Just found out for my occult lit class (history of cults) final project is making a spellbook. Hello last term of college.
Dude also, my grandma got me condoms for easter and kind of winked. I don't know what to think
I just had one of those moments where i was really sad that i'll never get to be asian.
don't think this is any sort of attachment thing but if I'm going to throw up regularly at your house, I'm going to keep a tooth brush there
Guys, I'm sleeping in the BOYNTON LAUNDRY ROOM. if you can, come let me out in the morning as I have no keys. I might be in the study room possibly. DON'T FORGET. I will be trapped
you made sure you came back for your bottle of vodka but didn't remember to take your shoes
Call me when your ready for an explanation about the ham in your vagina.

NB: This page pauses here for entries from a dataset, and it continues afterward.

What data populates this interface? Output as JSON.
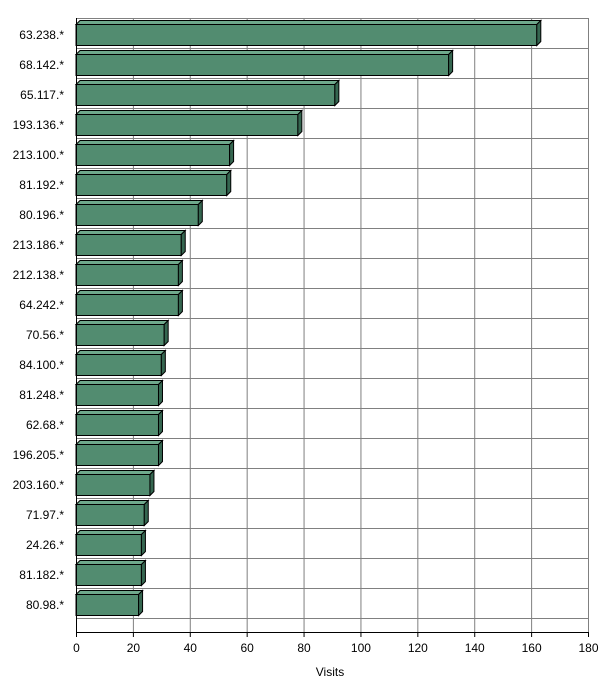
{
  "chart_data": {
    "type": "bar",
    "orientation": "horizontal",
    "title": "",
    "xlabel": "Visits",
    "ylabel": "",
    "categories": [
      "63.238.*",
      "68.142.*",
      "65.117.*",
      "193.136.*",
      "213.100.*",
      "81.192.*",
      "80.196.*",
      "213.186.*",
      "212.138.*",
      "64.242.*",
      "70.56.*",
      "84.100.*",
      "81.248.*",
      "62.68.*",
      "196.205.*",
      "203.160.*",
      "71.97.*",
      "24.26.*",
      "81.182.*",
      "80.98.*"
    ],
    "values": [
      162,
      131,
      91,
      78,
      54,
      53,
      43,
      37,
      36,
      36,
      31,
      30,
      29,
      29,
      29,
      26,
      24,
      23,
      23,
      22
    ],
    "xlim": [
      0,
      180
    ],
    "xticks": [
      "0",
      "20",
      "40",
      "60",
      "80",
      "100",
      "120",
      "140",
      "160",
      "180"
    ],
    "grid": true,
    "legend": "none",
    "colors": {
      "bar": "#528c70",
      "bar_top": "#6fa98c",
      "bar_side": "#356650",
      "grid": "#808080",
      "border": "#000000"
    }
  }
}
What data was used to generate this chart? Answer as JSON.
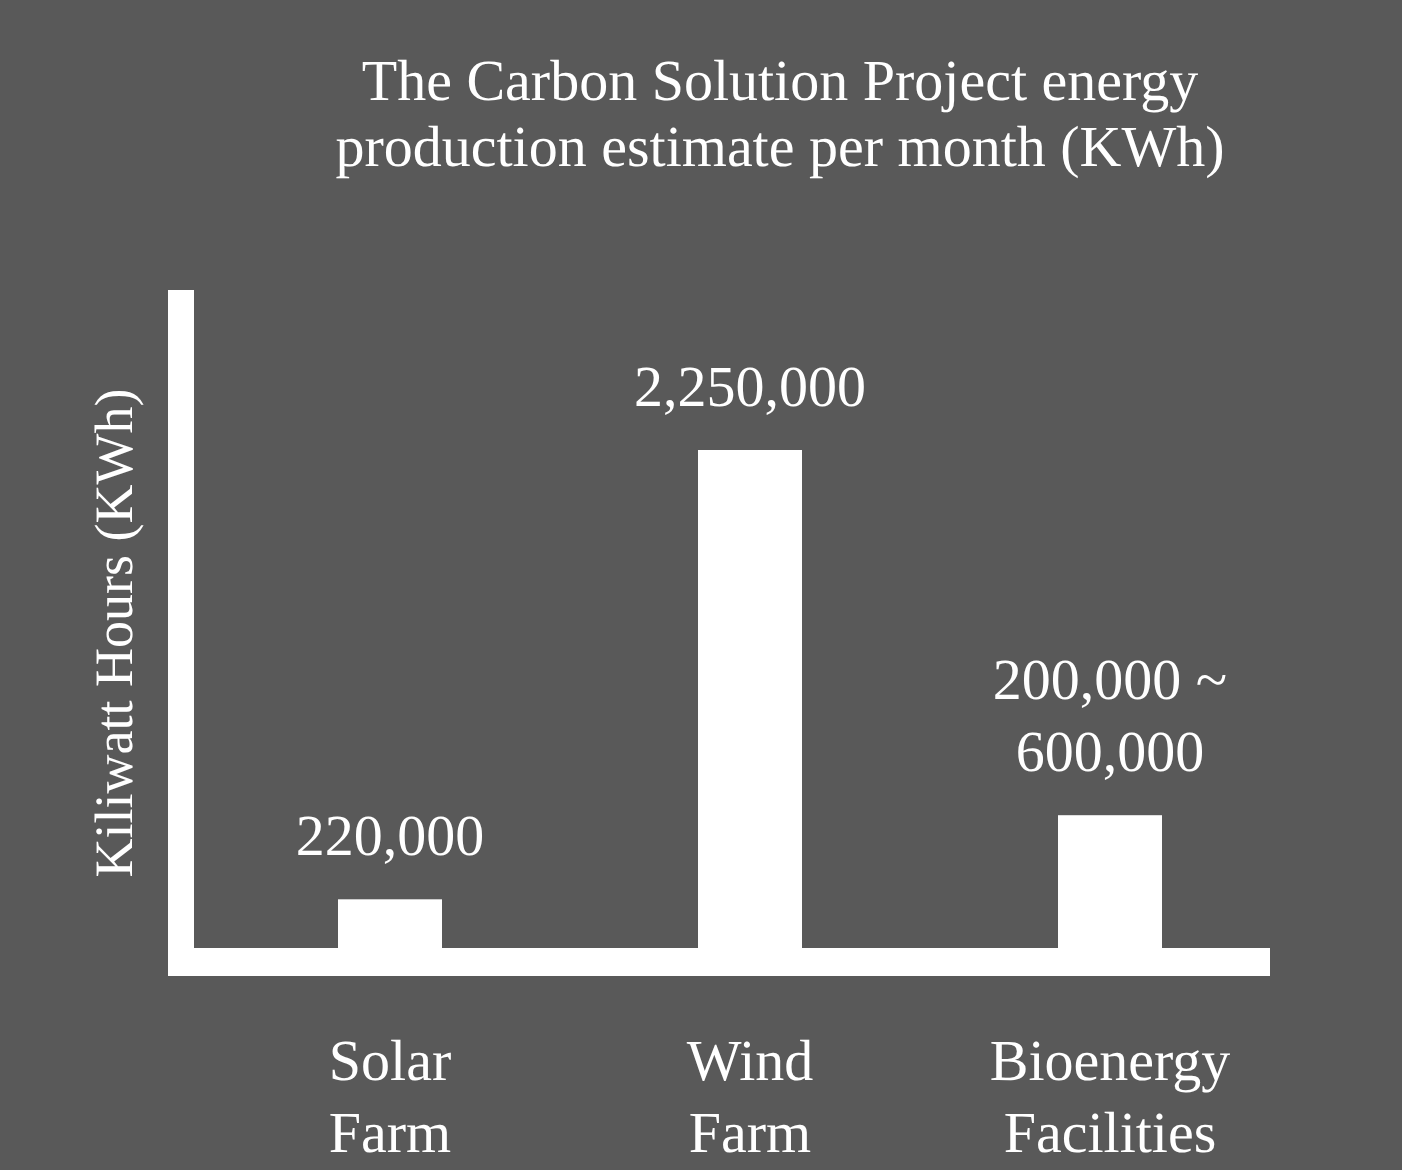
{
  "chart_data": {
    "type": "bar",
    "title": "The Carbon Solution Project energy production estimate per month (KWh)",
    "ylabel": "Kiliwatt Hours (KWh)",
    "categories": [
      "Solar Farm",
      "Wind Farm",
      "Bioenergy Facilities"
    ],
    "values": [
      220000,
      2250000,
      600000
    ],
    "value_labels": [
      "220,000",
      "2,250,000",
      "200,000 ~ 600,000"
    ],
    "color": "#ffffff"
  }
}
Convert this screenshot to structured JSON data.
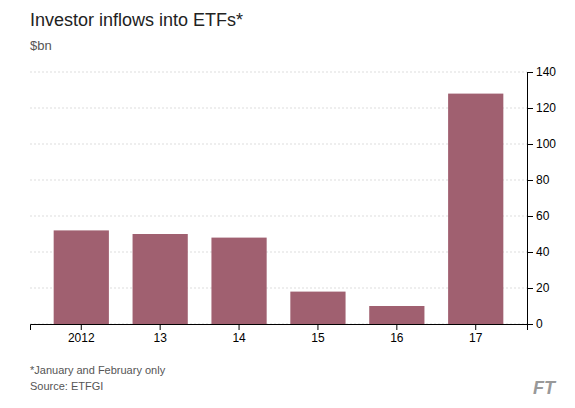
{
  "chart_data": {
    "type": "bar",
    "title": "Investor inflows into ETFs*",
    "subtitle": "$bn",
    "categories": [
      "2012",
      "13",
      "14",
      "15",
      "16",
      "17"
    ],
    "values": [
      52,
      50,
      48,
      18,
      10,
      128
    ],
    "color": "#a06070",
    "ylim": [
      0,
      140
    ],
    "yticks": [
      0,
      20,
      40,
      60,
      80,
      100,
      120,
      140
    ],
    "grid": true,
    "annotations": [
      "*January and February only",
      "Source: ETFGI",
      "FT"
    ]
  }
}
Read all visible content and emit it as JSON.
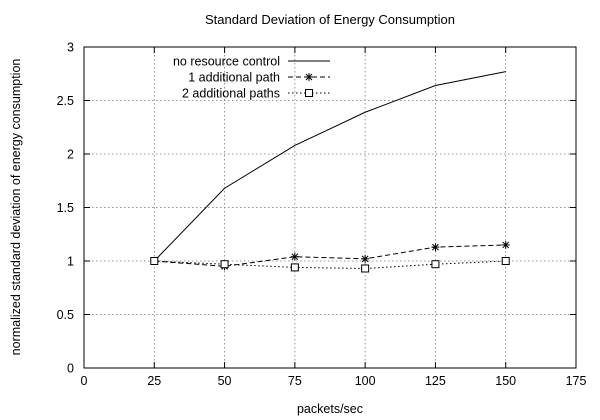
{
  "chart_data": {
    "type": "line",
    "title": "Standard Deviation of Energy Consumption",
    "xlabel": "packets/sec",
    "ylabel": "normalized standard deviation of energy consumption",
    "xlim": [
      0,
      175
    ],
    "ylim": [
      0,
      3
    ],
    "xticks": [
      "0",
      "25",
      "50",
      "75",
      "100",
      "125",
      "150",
      "175"
    ],
    "yticks": [
      "0",
      "0.5",
      "1",
      "1.5",
      "2",
      "2.5",
      "3"
    ],
    "grid": true,
    "legend_position": "top-left",
    "series": [
      {
        "name": "no resource control",
        "marker": "none",
        "line": "solid",
        "x": [
          25,
          50,
          75,
          100,
          125,
          150
        ],
        "y": [
          1.0,
          1.68,
          2.08,
          2.39,
          2.64,
          2.77
        ]
      },
      {
        "name": "1 additional path",
        "marker": "star",
        "line": "dashed",
        "x": [
          25,
          50,
          75,
          100,
          125,
          150
        ],
        "y": [
          1.0,
          0.95,
          1.04,
          1.02,
          1.13,
          1.15
        ]
      },
      {
        "name": "2 additional paths",
        "marker": "square",
        "line": "dotted",
        "x": [
          25,
          50,
          75,
          100,
          125,
          150
        ],
        "y": [
          1.0,
          0.97,
          0.94,
          0.93,
          0.97,
          1.0
        ]
      }
    ]
  }
}
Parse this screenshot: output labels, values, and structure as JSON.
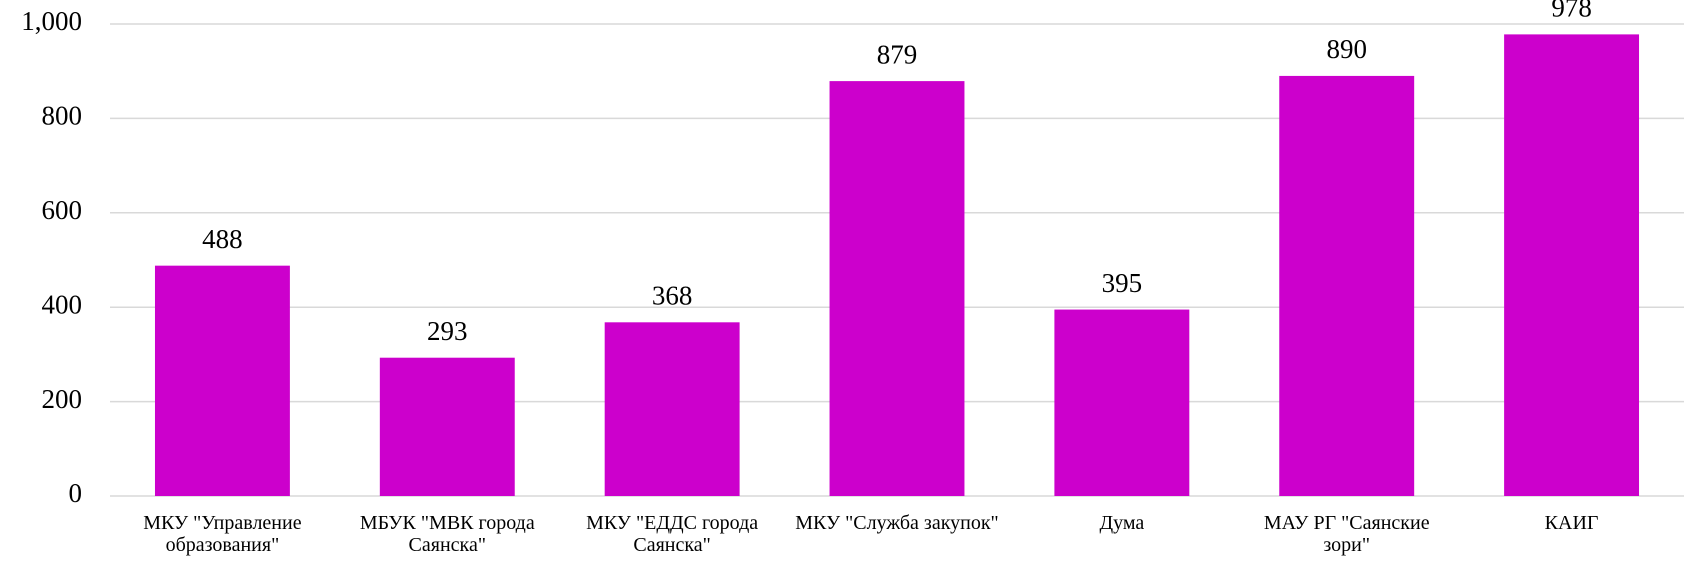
{
  "chart_data": {
    "type": "bar",
    "categories": [
      "МКУ \"Управление образования\"",
      "МБУК \"МВК города Саянска\"",
      "МКУ \"ЕДДС города Саянска\"",
      "МКУ \"Служба закупок\"",
      "Дума",
      "МАУ РГ \"Саянские зори\"",
      "КАИГ"
    ],
    "values": [
      488,
      293,
      368,
      879,
      395,
      890,
      978
    ],
    "color": "#cc00cc",
    "ylim": [
      0,
      1000
    ],
    "yticks": [
      0,
      200,
      400,
      600,
      800,
      {
        "value": 1000,
        "label": "1,000"
      }
    ],
    "grid": true
  }
}
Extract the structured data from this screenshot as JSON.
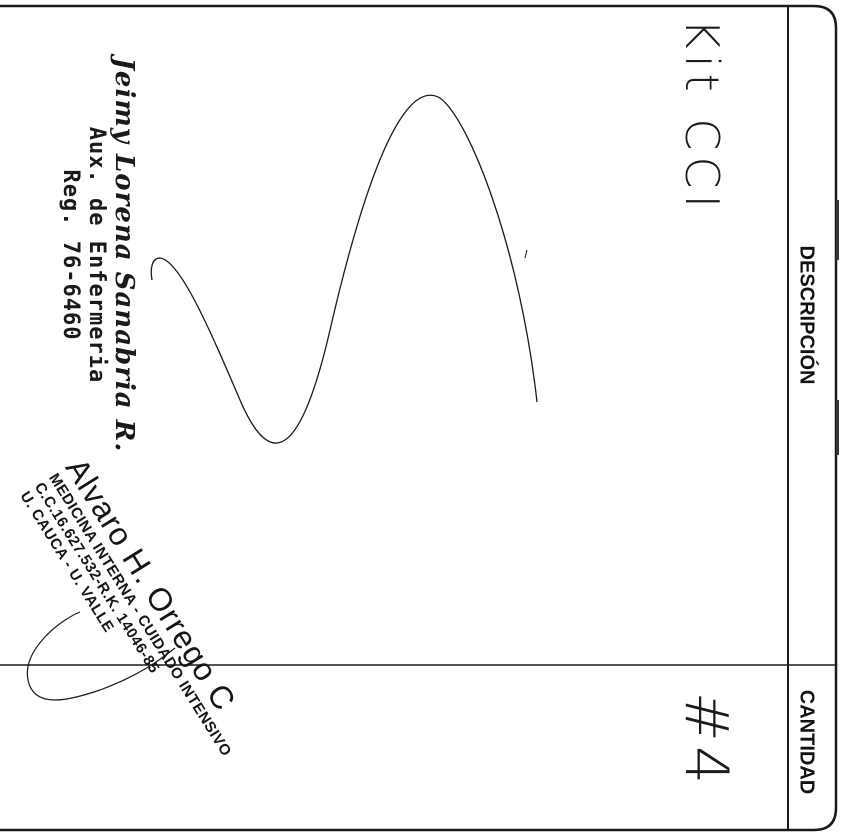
{
  "table": {
    "header_description": "DESCRIPCIÓN",
    "header_quantity": "CANTIDAD"
  },
  "row": {
    "item": "• Kit CCI",
    "quantity": "#4"
  },
  "stamp_nurse": {
    "name": "Jeimy Lorena Sanabria R.",
    "title": "Aux. de Enfermeria",
    "reg": "Reg. 76-6460"
  },
  "stamp_doctor": {
    "name": "Alvaro H. Orrego C",
    "line1": "MEDICINA INTERNA - CUIDADO INTENSIVO",
    "line2": "C.C.16.627.532-R.K. 14046-85",
    "line3": "U. CAUCA - U. VALLE"
  }
}
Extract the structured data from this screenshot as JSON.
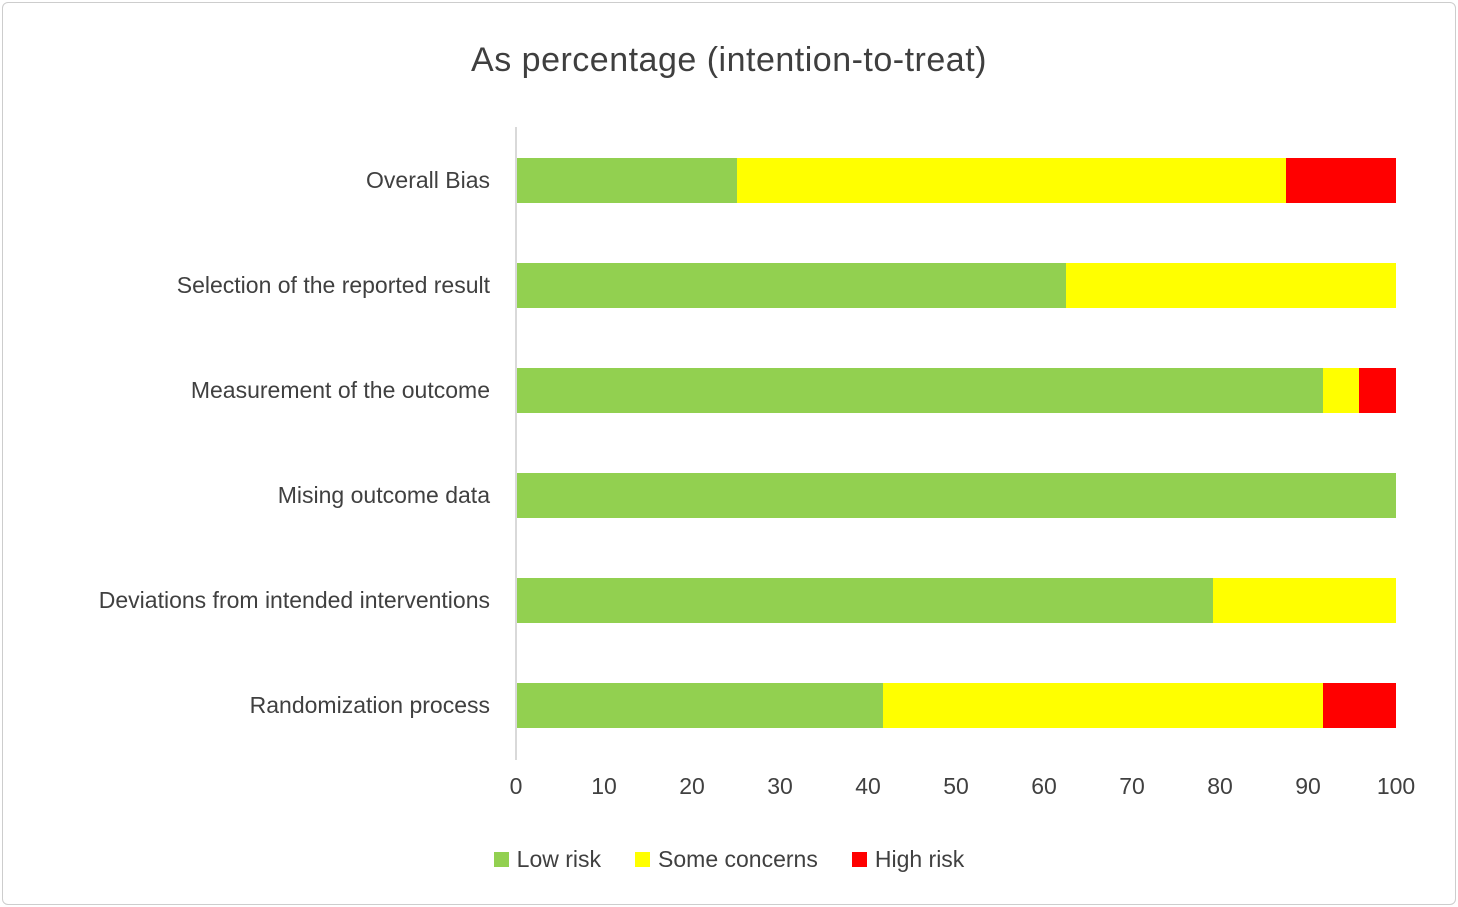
{
  "chart_data": {
    "type": "bar",
    "orientation": "horizontal",
    "stacked": true,
    "title": "As percentage (intention-to-treat)",
    "unit": "percent",
    "categories": [
      "Overall Bias",
      "Selection of the reported result",
      "Measurement of the outcome",
      "Mising outcome data",
      "Deviations from intended interventions",
      "Randomization process"
    ],
    "series": [
      {
        "name": "Low risk",
        "color": "#92d050",
        "values": [
          25.0,
          62.5,
          91.66,
          100.0,
          79.17,
          41.67
        ]
      },
      {
        "name": "Some concerns",
        "color": "#ffff00",
        "values": [
          62.5,
          37.5,
          4.17,
          0.0,
          20.83,
          50.0
        ]
      },
      {
        "name": "High risk",
        "color": "#ff0000",
        "values": [
          12.5,
          0.0,
          4.17,
          0.0,
          0.0,
          8.33
        ]
      }
    ],
    "x_axis": {
      "min": 0,
      "max": 100,
      "tick_interval": 10,
      "tick_labels": [
        "0",
        "10",
        "20",
        "30",
        "40",
        "50",
        "60",
        "70",
        "80",
        "90",
        "100"
      ]
    },
    "grid": false,
    "legend_position": "bottom",
    "legend": [
      {
        "label": "Low risk",
        "color": "#92d050"
      },
      {
        "label": "Some concerns",
        "color": "#ffff00"
      },
      {
        "label": "High risk",
        "color": "#ff0000"
      }
    ],
    "axis_line_color": "#d9d9d9",
    "text_color": "#404040"
  }
}
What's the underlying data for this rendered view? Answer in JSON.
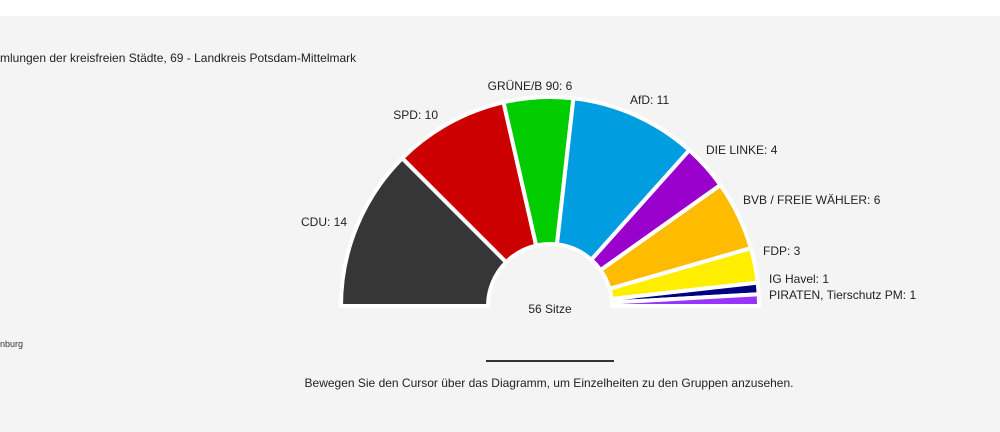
{
  "header": {
    "title": "mlungen der kreisfreien Städte, 69 - Landkreis Potsdam-Mittelmark"
  },
  "source": {
    "text": "nburg"
  },
  "hint": {
    "text": "Bewegen Sie den Cursor über das Diagramm, um Einzelheiten zu den Gruppen anzusehen."
  },
  "chart_data": {
    "type": "pie",
    "total_label": "56 Sitze",
    "total": 56,
    "series": [
      {
        "name": "CDU",
        "value": 14,
        "label": "CDU: 14",
        "color": "#363636"
      },
      {
        "name": "SPD",
        "value": 10,
        "label": "SPD: 10",
        "color": "#cc0000"
      },
      {
        "name": "GRÜNE/B 90",
        "value": 6,
        "label": "GRÜNE/B 90: 6",
        "color": "#00cc00"
      },
      {
        "name": "AfD",
        "value": 11,
        "label": "AfD: 11",
        "color": "#009ee0"
      },
      {
        "name": "DIE LINKE",
        "value": 4,
        "label": "DIE LINKE: 4",
        "color": "#9900cc"
      },
      {
        "name": "BVB / FREIE WÄHLER",
        "value": 6,
        "label": "BVB / FREIE WÄHLER: 6",
        "color": "#ffbb00"
      },
      {
        "name": "FDP",
        "value": 3,
        "label": "FDP: 3",
        "color": "#ffee00"
      },
      {
        "name": "IG Havel",
        "value": 1,
        "label": "IG Havel: 1",
        "color": "#000080"
      },
      {
        "name": "PIRATEN, Tierschutz PM",
        "value": 1,
        "label": "PIRATEN, Tierschutz PM: 1",
        "color": "#9933ff"
      }
    ]
  }
}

She told me I made the cut, and to write my name and number on the white board by the door. I was the 7th number down.
Were you drinking last night?
Because typically I don't associate the phrase 'Go sleepy time' with sobriety.
I know. It was just so disappointing. I almost made it. And now the "when's the last time you peed your pants" clock has restarted. Lol
Awwww breaks my heart, I just wanna fix his teeth and give him a blowjob.
My glasses were in the garbage this morning
Did she seriously come back inside just to piss on the kitchen floor?
Do you know who changed all my phone contacts into characters from Harry Potter?
He Who Must Not Be Named.
Fuck you.
Drunk sex on a hardwood floor is never ever a good idea. Lesson learned.